I’d like to welcome thriller fan and writer Randy Sekeres as the first ScienceThrillers.com guest reviewer. I met Randy at ThrillerFest 2011 (site of the first annual Thriller Geek Meet) and discovered that we share a passion for page-turning tales with science in them. Randy has generously offered to share an occasional book review here at ScienceThrillers, particularly books that don’t qualify 100% as “science thrillers” but have elements that will appeal to SciThri fans.
Hell’s Corner by David Baldacci (political/spy/terrorism thriller with techno elements; Camel Club series, Book #5)
On the night of the British Prime Minister’s state visit at the White House, a bomb built from startling new technology detonates across the street in Lafayette Park. The trained eye of long time park squatter and former top government assassin, Oliver Stone, notices suspicious activities just before he and several other bystanders nearly get killed in the blast.
How did a powerful explosive get smuggled into one of the most secure patches of land in the world? Why has no credible terrorist group claimed responsibility or made subsequent demands? And was the British PM even a target, or are more sinister developments afoot? A determined Oliver Stone teams with his loose coalition of eccentric and multi-talented allies, called the “Camel Club,” to fight friend and foe alike before terror on a previously unimaginable level devastates the nation’s capitol and eviscerates homeland security for years to come, if not forever.
David Baldacci’s prophetic tale of high-tech terrorism delivers a compelling blend of cutting-edge science, old-fashioned ingenuity, and game-changing terror while the future of the world’s most powerful nation hangs in the balance.
Of particular interest to science buffs is the nature of the bomb. Without giving too much away, it incorporates nano-technology in such a way as to bypass current bomb detection techniques. That’s right – terrorists can, and do in this thriller, transport highly lethal explosives past all known detection technologies. To accomplish this, Baldacci makes use of a certain quality of molecular biology that may border on artistic license. But even so, the nano-threat seems imminently plausible, thus opening up a huge can of worms for national defense. There’s no easy answer, and Baldacci’s introduction of this weapons-grade technology means Stone must draw upon a mix of skills both old and new to have any chance of thwarting disaster.
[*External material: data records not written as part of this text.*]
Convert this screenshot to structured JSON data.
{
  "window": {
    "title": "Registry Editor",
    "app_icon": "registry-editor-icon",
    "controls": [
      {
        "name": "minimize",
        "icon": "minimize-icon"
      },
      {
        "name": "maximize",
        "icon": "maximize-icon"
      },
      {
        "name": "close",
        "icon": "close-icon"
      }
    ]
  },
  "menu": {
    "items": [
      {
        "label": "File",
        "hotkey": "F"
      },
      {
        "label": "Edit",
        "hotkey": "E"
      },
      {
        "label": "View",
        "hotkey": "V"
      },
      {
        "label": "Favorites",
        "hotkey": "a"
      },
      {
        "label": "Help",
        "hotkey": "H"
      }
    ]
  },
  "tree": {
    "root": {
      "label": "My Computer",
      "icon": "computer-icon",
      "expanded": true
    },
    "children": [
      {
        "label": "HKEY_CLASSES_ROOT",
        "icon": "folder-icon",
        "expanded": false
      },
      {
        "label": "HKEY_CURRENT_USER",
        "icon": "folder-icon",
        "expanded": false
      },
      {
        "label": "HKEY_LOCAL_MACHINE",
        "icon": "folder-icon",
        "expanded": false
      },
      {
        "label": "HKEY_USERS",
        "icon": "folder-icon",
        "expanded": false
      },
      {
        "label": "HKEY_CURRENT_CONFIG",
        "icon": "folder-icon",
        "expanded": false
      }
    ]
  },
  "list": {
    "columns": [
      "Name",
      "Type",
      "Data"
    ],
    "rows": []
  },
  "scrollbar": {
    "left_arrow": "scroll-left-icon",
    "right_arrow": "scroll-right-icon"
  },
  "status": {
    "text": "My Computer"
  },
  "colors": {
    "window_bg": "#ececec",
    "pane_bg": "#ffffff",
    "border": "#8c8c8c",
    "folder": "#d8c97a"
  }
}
To enhance the fear factor, Baldacci weaves in cold war espionage, political shenanigans, and deeply polarizing grudges into his tapestry of terror. Stone must work both inside and outside the very government he’s trying to help. And his path is not without pitfalls, bumps and bruises, and death. There’s plenty of grief to go around; people are not who they seem to be; and winning often feels like losing.
Overall, Baldacci again offers up his classic man-on-the-outside Oliver Stone tale. In this go ’round, the stakes couldn’t be higher, and the mix of international treachery mixed with a scientifically-derived security nightmare, heighten the drama. The lesson is simple; we can never rest. The forces of evil coupled with the relentless march of technology mean the line between safety and catastrophe is constantly shifting. We must stay vigilant, never run from our fears, and always be ready to think outside the box in order to triumph over our adversaries. Solid points all, and when exemplified by a man like Oliver Stone, worth reading.
Randy Sekeres is a freelance consultant and writer who is active in several philosophical, scientific, and critical-inquiry organizations. Originally from the Midwest, Randy currently lives and works in the Atlanta area. He graduated with honors from Ball State University with a Bachelor of Arts degree in Behavioral Science and holds a Master of Arts degree from the University of Cincinnati. When not reading science thrillers, Randy’s interests include boating, traveling, and seeking truth in all things.